The fire would have been stoked beforehand, or the gas oven set to heat up. The radio would be playing and I knew that soon, deliciously mouth-watering smells would start to fill the room. I helped, along with my sister, Jean, to mix the butter and sugar, clean out the tins and bowls after mixing, and tasting this and that to make sure that everything was right.
Pastry seemed so easy to make watching Hilda. It was allowed to stand before cutting, otherwise it would shrink when it was baked. The pastry would be placed carefully over the plate already greased lightly with a piece of butter, pressed gently down, then, holding the plate up in one hand, it was turned slowly around while the excess pastry was cut from the outsides of the plate, to fall in a long string on the table.
Next, the filling - apples, rhubarb, blackberries, blackcurrants, apricots, or whatever we could gather or find.

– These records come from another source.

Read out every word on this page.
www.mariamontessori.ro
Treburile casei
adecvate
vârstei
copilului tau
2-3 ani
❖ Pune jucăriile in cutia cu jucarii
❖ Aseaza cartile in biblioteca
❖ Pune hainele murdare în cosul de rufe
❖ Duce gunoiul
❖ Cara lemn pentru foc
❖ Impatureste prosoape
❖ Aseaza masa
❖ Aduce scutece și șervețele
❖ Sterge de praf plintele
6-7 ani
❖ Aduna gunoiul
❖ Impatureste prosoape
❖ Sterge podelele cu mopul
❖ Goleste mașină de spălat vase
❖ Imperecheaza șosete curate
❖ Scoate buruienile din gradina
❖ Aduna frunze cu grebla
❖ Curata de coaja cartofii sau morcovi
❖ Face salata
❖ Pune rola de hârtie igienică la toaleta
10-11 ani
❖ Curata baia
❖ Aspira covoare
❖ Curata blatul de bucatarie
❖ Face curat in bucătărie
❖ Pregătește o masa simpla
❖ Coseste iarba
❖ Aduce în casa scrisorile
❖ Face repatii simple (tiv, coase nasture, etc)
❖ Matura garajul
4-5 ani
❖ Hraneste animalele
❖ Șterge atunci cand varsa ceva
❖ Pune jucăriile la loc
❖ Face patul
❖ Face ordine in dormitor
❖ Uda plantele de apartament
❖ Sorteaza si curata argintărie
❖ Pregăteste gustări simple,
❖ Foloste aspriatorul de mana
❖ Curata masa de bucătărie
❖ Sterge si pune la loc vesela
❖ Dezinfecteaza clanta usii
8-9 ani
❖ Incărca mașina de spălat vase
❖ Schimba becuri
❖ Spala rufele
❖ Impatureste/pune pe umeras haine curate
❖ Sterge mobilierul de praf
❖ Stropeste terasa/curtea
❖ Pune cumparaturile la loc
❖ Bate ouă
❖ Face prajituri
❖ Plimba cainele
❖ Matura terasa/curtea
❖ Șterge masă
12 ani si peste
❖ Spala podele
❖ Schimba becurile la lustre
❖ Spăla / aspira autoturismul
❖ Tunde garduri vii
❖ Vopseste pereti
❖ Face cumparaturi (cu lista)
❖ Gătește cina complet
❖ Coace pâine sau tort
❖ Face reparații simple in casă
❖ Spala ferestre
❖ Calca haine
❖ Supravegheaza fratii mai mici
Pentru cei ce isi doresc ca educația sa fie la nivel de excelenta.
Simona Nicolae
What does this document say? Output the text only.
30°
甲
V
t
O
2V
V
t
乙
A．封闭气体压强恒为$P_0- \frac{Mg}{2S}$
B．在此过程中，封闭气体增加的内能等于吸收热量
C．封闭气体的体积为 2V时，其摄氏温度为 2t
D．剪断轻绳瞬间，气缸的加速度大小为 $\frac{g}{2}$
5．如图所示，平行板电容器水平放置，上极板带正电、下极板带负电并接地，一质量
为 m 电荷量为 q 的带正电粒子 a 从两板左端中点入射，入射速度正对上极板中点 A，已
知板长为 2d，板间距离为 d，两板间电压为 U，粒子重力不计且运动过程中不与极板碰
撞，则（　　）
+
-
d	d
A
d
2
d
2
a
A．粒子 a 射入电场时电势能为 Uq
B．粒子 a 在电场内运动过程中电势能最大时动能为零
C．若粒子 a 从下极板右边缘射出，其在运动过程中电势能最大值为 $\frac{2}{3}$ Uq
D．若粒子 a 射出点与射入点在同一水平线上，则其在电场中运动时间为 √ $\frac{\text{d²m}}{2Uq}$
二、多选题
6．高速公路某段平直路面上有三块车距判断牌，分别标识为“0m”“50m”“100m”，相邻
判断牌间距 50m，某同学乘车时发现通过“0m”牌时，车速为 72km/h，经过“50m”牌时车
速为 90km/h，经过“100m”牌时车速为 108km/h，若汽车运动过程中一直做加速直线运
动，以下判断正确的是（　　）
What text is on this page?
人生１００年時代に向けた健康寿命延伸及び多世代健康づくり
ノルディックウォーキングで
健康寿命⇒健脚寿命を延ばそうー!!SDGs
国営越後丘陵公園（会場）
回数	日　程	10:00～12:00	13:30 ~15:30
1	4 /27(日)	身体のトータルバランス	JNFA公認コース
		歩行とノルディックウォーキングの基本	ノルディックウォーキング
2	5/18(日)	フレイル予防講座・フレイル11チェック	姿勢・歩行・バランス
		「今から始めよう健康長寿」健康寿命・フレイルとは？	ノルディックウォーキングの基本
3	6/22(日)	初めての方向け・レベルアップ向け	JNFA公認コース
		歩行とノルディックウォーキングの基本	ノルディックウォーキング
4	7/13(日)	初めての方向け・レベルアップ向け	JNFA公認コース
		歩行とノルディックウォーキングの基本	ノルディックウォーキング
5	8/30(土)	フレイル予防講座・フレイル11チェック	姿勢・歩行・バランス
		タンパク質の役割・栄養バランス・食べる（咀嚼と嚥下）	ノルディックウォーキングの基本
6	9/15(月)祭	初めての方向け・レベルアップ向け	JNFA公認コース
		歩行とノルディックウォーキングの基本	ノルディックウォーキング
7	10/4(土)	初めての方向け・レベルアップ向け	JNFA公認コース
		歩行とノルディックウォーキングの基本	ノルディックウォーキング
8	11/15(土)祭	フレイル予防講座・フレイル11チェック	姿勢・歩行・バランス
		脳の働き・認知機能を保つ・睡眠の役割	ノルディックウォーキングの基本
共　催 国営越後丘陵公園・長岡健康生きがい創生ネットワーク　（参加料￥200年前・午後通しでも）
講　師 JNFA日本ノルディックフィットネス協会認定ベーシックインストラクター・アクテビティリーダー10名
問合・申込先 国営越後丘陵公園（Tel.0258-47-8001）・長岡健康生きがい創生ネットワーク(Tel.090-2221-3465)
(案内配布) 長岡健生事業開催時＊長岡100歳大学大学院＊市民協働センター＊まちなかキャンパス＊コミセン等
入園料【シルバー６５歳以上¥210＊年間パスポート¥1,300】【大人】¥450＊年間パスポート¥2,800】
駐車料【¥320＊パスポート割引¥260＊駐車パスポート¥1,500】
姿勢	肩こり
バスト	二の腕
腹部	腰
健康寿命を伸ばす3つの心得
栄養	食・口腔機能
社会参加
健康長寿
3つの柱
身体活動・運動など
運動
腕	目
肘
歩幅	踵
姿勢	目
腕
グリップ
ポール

After the fillings, the top was carefully trimmed as before. Then the prongs of a fork would put in a nice decorative edge to the pie along with three cuts in the middle to let the steam out when it was baking. The pies looked so neat and scrummy lined up on the table ready for the oven. And later, when we sat down to our meal, there would be a spread of good wholesome food on the table, and more on the sideboard, just in case.
As I think over those times today, I marvel at the way my sister, Hilda, managed to cope with all the things that faced her. She did cope, and in the coping made it possible for us to be together as a family in our own home, and for that I am so very grateful to her. And when I think of 'home', the picture in my mind that best describes that word to me is the image of the family times we shared together at 1 Pump Street, Longridge, enjoying food around our table for our Sunday dinner.
Depression there was, all around us. But somehow we, like lots of others, found in the ordinary things of life, something to sustain, delight and encourage us.